19 Nov 2008, Christopher Whittall, Risk magazine
At the FX Week Europe conference in London yesterday, a panel of industry specialists rejected the idea that a forex central counterparty would soon be established.
"It's not that it's not a good idea," said Will Boss, global head of forex operations at UBS. "I'm just not sure [a central counterparty] is short on the horizon, given the industry's widespread nature in terms of numbers of clients."
"I would advocate a central clearing house," agreed Jonathan Kemp, head of forex operations at Citi in London, "but I just think as an industry we're still someway off that". Much of the over-the-counter derivatives market will move to central clearing houses before the end of the year.

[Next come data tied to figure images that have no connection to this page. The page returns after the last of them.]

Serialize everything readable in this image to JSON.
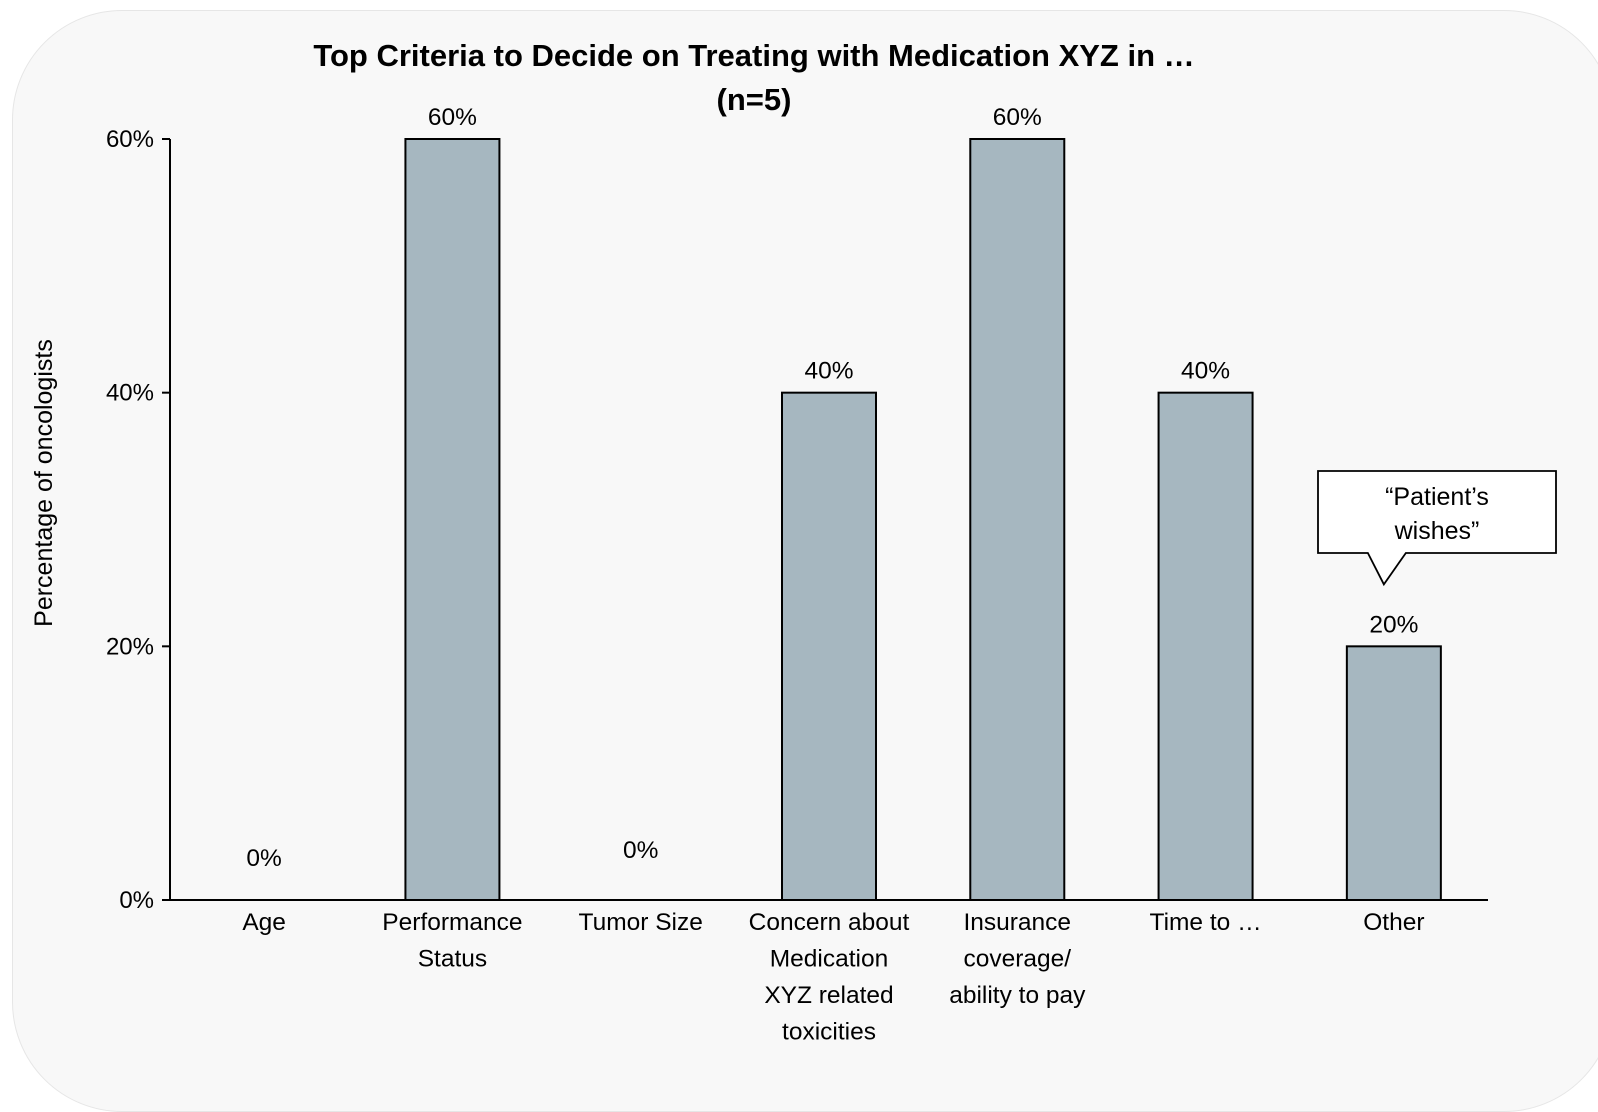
{
  "chart_data": {
    "type": "bar",
    "title": [
      "Top Criteria to Decide on Treating with Medication XYZ in …",
      "(n=5)"
    ],
    "ylabel": "Percentage of oncologists",
    "xlabel": "",
    "ylim": [
      0,
      60
    ],
    "yticks": [
      0,
      20,
      40,
      60
    ],
    "ytick_labels": [
      "0%",
      "20%",
      "40%",
      "60%"
    ],
    "categories": [
      [
        "Age"
      ],
      [
        "Performance",
        "Status"
      ],
      [
        "Tumor Size"
      ],
      [
        "Concern about",
        "Medication",
        "XYZ related",
        "toxicities"
      ],
      [
        "Insurance",
        "coverage/",
        "ability to pay"
      ],
      [
        "Time to …"
      ],
      [
        "Other"
      ]
    ],
    "values": [
      0,
      60,
      0,
      40,
      60,
      40,
      20
    ],
    "data_labels": [
      "0%",
      "60%",
      "0%",
      "40%",
      "60%",
      "40%",
      "20%"
    ],
    "bar_color": "#a6b7c0",
    "grid": false,
    "legend": "none",
    "annotations": [
      {
        "category_index": 6,
        "text": [
          "“Patient’s",
          "wishes”"
        ]
      }
    ]
  }
}
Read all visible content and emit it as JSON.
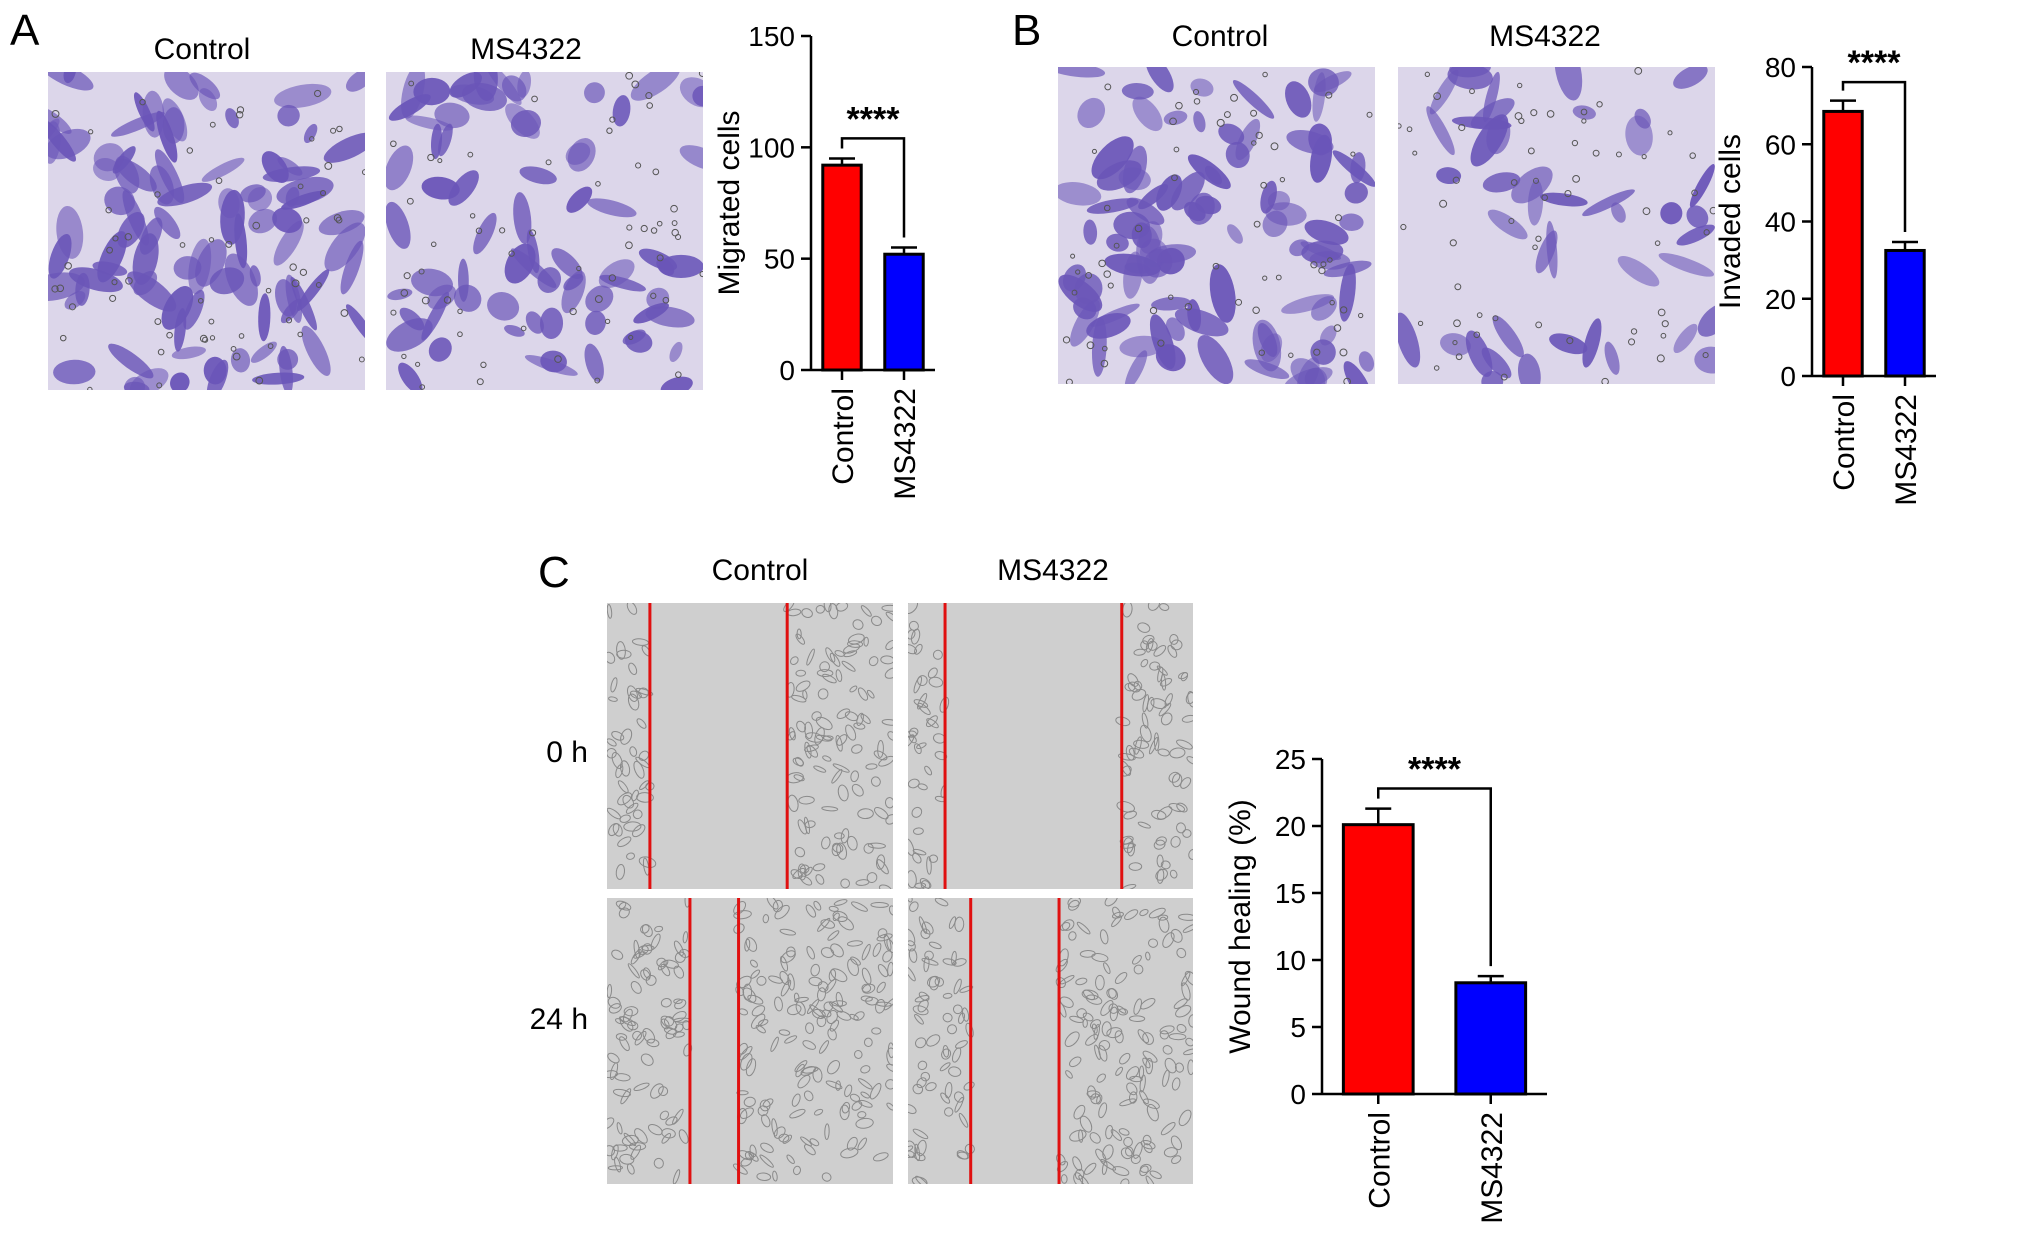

Speculation had mounted that regulators would also reform forex markets. One London-based forex trader even predicted that a forex central clearing house would be operational by mid-2009. But the panel rejected this assertion, claiming refinements are needed rather than major initiatives.
Frank Smith, a consultant at DealHub, a company providing information on FX trades, believed settlement risk could be reduced by half with the help of electronic and advisory services. The panellists also confirmed CLS Services, which operates the world's largest multi-currency cash settlement system, would continue to be the major trading platform.
"There are still going to be gaps, and at the end of the day we're going to have settlement risk," said Boss. "At one extreme you get that central counterparty, at the other extreme you get stop payments. There needs to be some level of discussion about what we would do with that gap if CLS doesn't exist."
CLS announced a 71% year-on-year increase in the volume of FX trades for the September-October period.